Pimpinan Ponpes Ponorogo Diduga Cabuli Belasan Santri dengan Iming-iming Sekolah Gratis

News5 Dilihat

DermayuMagz.com – Polisi melakukan penggeledahan di sebuah pondok pesantren di Ponorogo, Jawa Timur, yang diduga terkait kasus pencabulan terhadap belasan santri. Penggeledahan ini dilakukan untuk melengkapi bukti-bukti yang diperlukan dalam proses penyidikan.

Kasatreskrim Polres Ponorogo, AKP Imam Mujali, menyatakan bahwa tim penyidik Perlindungan Perempuan dan Anak (PPA) turun langsung ke lokasi. Penggeledahan ini bertujuan untuk mengumpulkan barang bukti yang relevan dengan dugaan tindak pidana yang terjadi.

Dalam penggeledahan tersebut, petugas berhasil mengamankan sejumlah barang bukti. Barang bukti yang disita antara lain kasur, dokumen, dan tisu. Benda-benda ini diduga memiliki kaitan erat dengan aksi bejat yang dilakukan oleh terduga pelaku.

Pihak kepolisian juga mengungkap adanya fakta baru yang cukup mengejutkan. Ditemukan bahwa sebagian korban diduga telah mengalami tindakan pelecehan seksual berulang kali. Pelaku diduga melancarkan aksinya dengan cara memberikan iming-iming berupa pendidikan gratis dan sejumlah uang kepada para santri.

Baca juga : Pengungkapan Polisi Terkait Prostitusi Anak Viral di Blok M

Beberapa korban bahkan mengaku telah mengalami perbuatan tersebut sebanyak tiga hingga empat kali. Hal ini menunjukkan betapa seriusnya kasus yang sedang ditangani oleh pihak kepolisian.

Saat ini, kondisi psikologis para korban menjadi perhatian utama. Mereka terus mendapatkan pendampingan intensif dari berbagai pihak. Polisi menggandeng Dinas Sosial Kabupaten Ponorogo dan tim psikolog untuk melakukan asesmen dan upaya pemulihan.

Pendampingan ini sangat penting mengingat para korban masih mengalami tekanan psikologis yang mendalam akibat trauma yang mereka alami. Pemulihan mental dan emosional menjadi prioritas utama dalam penanganan kasus ini.

Terkait dengan perbuatannya, tersangka kini dijerat dengan Undang-Undang Nomor 12 Tahun 2022 tentang Tindak Pidana Kekerasan Seksual, khususnya Pasal 6 huruf c. Selain itu, tersangka juga terancam pasal dalam Kitab Undang-Undang Hukum Pidana (KUHP), yaitu Pasal 415 huruf b atau Pasal 417.
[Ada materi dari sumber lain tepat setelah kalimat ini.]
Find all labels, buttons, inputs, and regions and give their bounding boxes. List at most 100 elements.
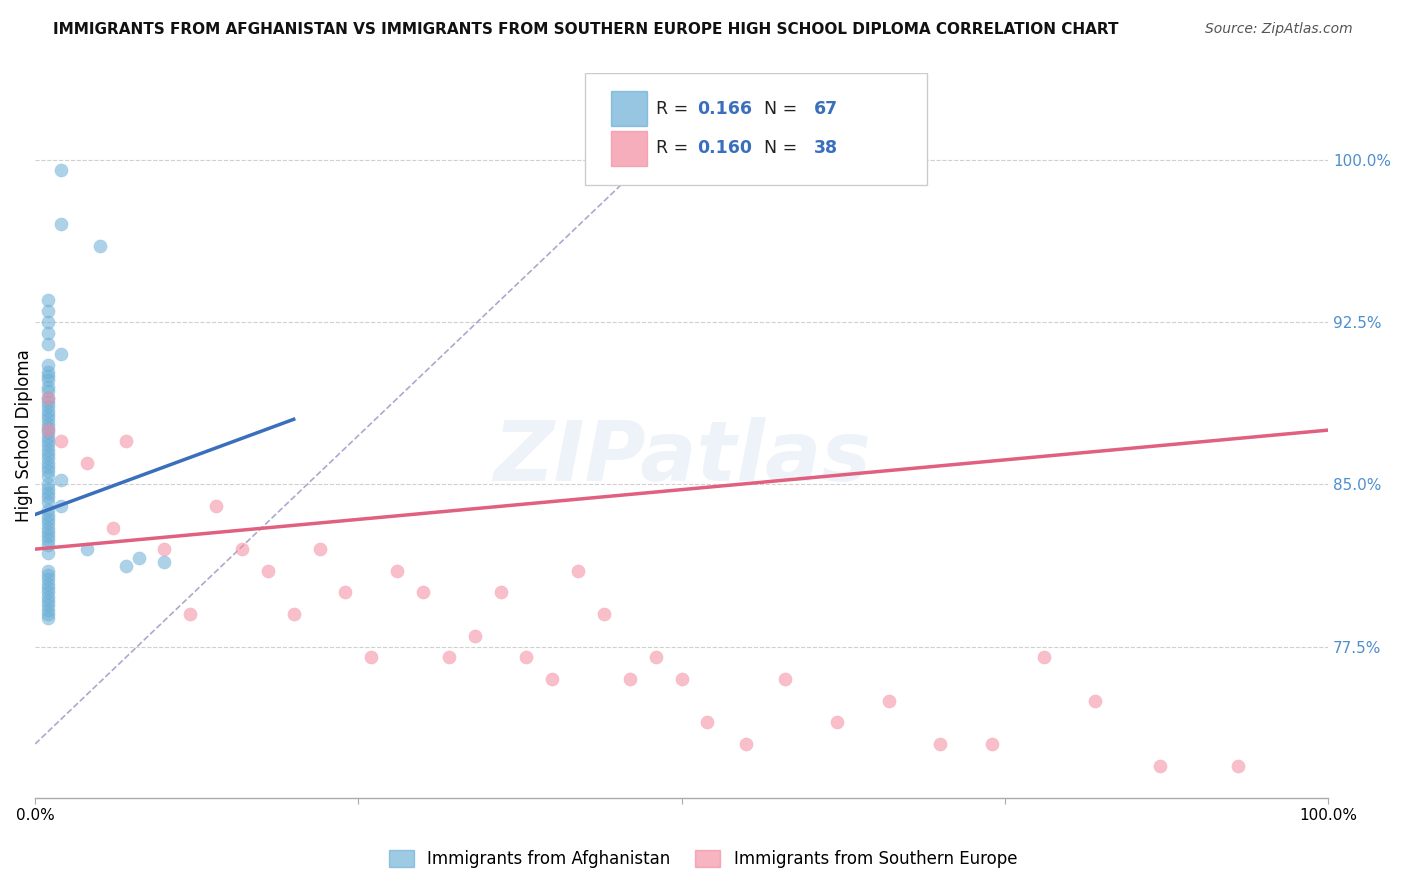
Point	[37, 315, 59, 329]
Point	[37, 607, 59, 621]
Point	[114, 434, 136, 448]
Point	[37, 434, 59, 448]
Point	[37, 611, 59, 625]
Point	[696, 715, 718, 730]
Point	[89, 239, 111, 253]
Point	[37, 425, 59, 440]
Point	[437, 650, 460, 665]
Point	[489, 585, 512, 599]
Point	[231, 542, 253, 557]
Point	[308, 542, 330, 557]
Text: ZIPatlas: ZIPatlas	[492, 417, 870, 498]
Point	[37, 380, 59, 394]
Point	[37, 494, 59, 508]
Point	[153, 555, 176, 569]
Point	[37, 486, 59, 500]
Point	[37, 603, 59, 617]
Point	[37, 524, 59, 539]
Point	[1149, 758, 1171, 772]
Point	[773, 672, 796, 686]
Point	[37, 538, 59, 552]
Point	[1084, 693, 1107, 707]
Text: 67: 67	[814, 100, 838, 118]
Text: R =: R =	[655, 139, 693, 157]
Point	[37, 365, 59, 379]
Text: 38: 38	[814, 139, 838, 157]
FancyBboxPatch shape	[610, 91, 647, 126]
Point	[114, 559, 136, 574]
Point	[37, 456, 59, 470]
Point	[37, 326, 59, 340]
Text: 0.160: 0.160	[697, 139, 752, 157]
Point	[37, 336, 59, 351]
Text: IMMIGRANTS FROM AFGHANISTAN VS IMMIGRANTS FROM SOUTHERN EUROPE HIGH SCHOOL DIPLO: IMMIGRANTS FROM AFGHANISTAN VS IMMIGRANT…	[53, 22, 1119, 37]
Point	[825, 715, 848, 730]
Text: 0.166: 0.166	[697, 100, 752, 118]
Point	[37, 529, 59, 543]
Point	[37, 477, 59, 491]
Text: R =: R =	[655, 100, 693, 118]
Point	[37, 459, 59, 474]
Point	[37, 576, 59, 591]
Point	[37, 520, 59, 534]
Point	[128, 550, 150, 565]
Point	[49, 434, 72, 448]
Point	[335, 585, 357, 599]
Point	[283, 607, 305, 621]
Point	[37, 508, 59, 522]
Point	[593, 607, 616, 621]
Point	[1032, 650, 1054, 665]
Point	[37, 568, 59, 582]
Point	[37, 304, 59, 318]
Point	[179, 607, 201, 621]
Point	[37, 512, 59, 526]
Point	[37, 391, 59, 405]
Point	[37, 442, 59, 457]
Point	[37, 358, 59, 372]
Point	[37, 599, 59, 613]
Point	[981, 737, 1004, 751]
Point	[37, 438, 59, 452]
Point	[37, 399, 59, 413]
Point	[37, 490, 59, 504]
Point	[360, 650, 382, 665]
Point	[257, 564, 280, 578]
Y-axis label: High School Diploma: High School Diploma	[15, 349, 32, 522]
Point	[205, 499, 228, 513]
Point	[37, 590, 59, 604]
Point	[37, 408, 59, 422]
Point	[49, 473, 72, 487]
Point	[735, 737, 758, 751]
Point	[412, 585, 434, 599]
Legend: Immigrants from Afghanistan, Immigrants from Southern Europe: Immigrants from Afghanistan, Immigrants …	[381, 842, 1025, 877]
Point	[101, 520, 124, 534]
Point	[515, 650, 537, 665]
Point	[877, 693, 900, 707]
Point	[37, 464, 59, 478]
Point	[37, 429, 59, 443]
Point	[76, 456, 98, 470]
Point	[37, 417, 59, 431]
Point	[37, 581, 59, 595]
Point	[37, 503, 59, 517]
Point	[49, 347, 72, 361]
Point	[37, 482, 59, 496]
Text: N =: N =	[752, 139, 803, 157]
Point	[37, 293, 59, 308]
Point	[567, 564, 589, 578]
Point	[37, 391, 59, 405]
Point	[37, 468, 59, 483]
Text: N =: N =	[752, 100, 803, 118]
Point	[37, 546, 59, 560]
Point	[671, 672, 693, 686]
Point	[37, 573, 59, 587]
Point	[37, 516, 59, 531]
Point	[37, 384, 59, 399]
Point	[49, 499, 72, 513]
Point	[644, 650, 666, 665]
Point	[37, 564, 59, 578]
Point	[37, 421, 59, 435]
Point	[76, 542, 98, 557]
Point	[153, 542, 176, 557]
Point	[541, 672, 564, 686]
Ancaman hukuman yang menanti tersangka cukup berat, yaitu maksimal 12 tahun penjara. Selain pidana penjara, tersangka juga diwajibkan membayar denda sebesar Rp300 juta. Hukuman ini diharapkan dapat memberikan efek jera dan keadilan bagi para korban.

Sementara itu, terkait dengan operasional pondok pesantren yang bersangkutan, penanganannya diserahkan kepada Kementerian Agama. Hal ini dilakukan agar tidak mengganggu proses hukum yang sedang berjalan dan agar pondok pesantren dapat dikelola dengan baik sesuai dengan ketentuan yang berlaku.

Kasus ini menjadi pengingat pentingnya pengawasan ketat di lingkungan pendidikan, terutama bagi institusi seperti pondok pesantren. Perlindungan terhadap anak-anak santri harus menjadi prioritas utama untuk mencegah terjadinya kasus serupa di masa mendatang.

Pihak berwenang terus berkomitmen untuk mengusut tuntas kasus ini dan memastikan bahwa pelaku mendapatkan hukuman setimpal. Upaya pemulihan bagi para korban juga akan terus dilakukan secara berkelanjutan.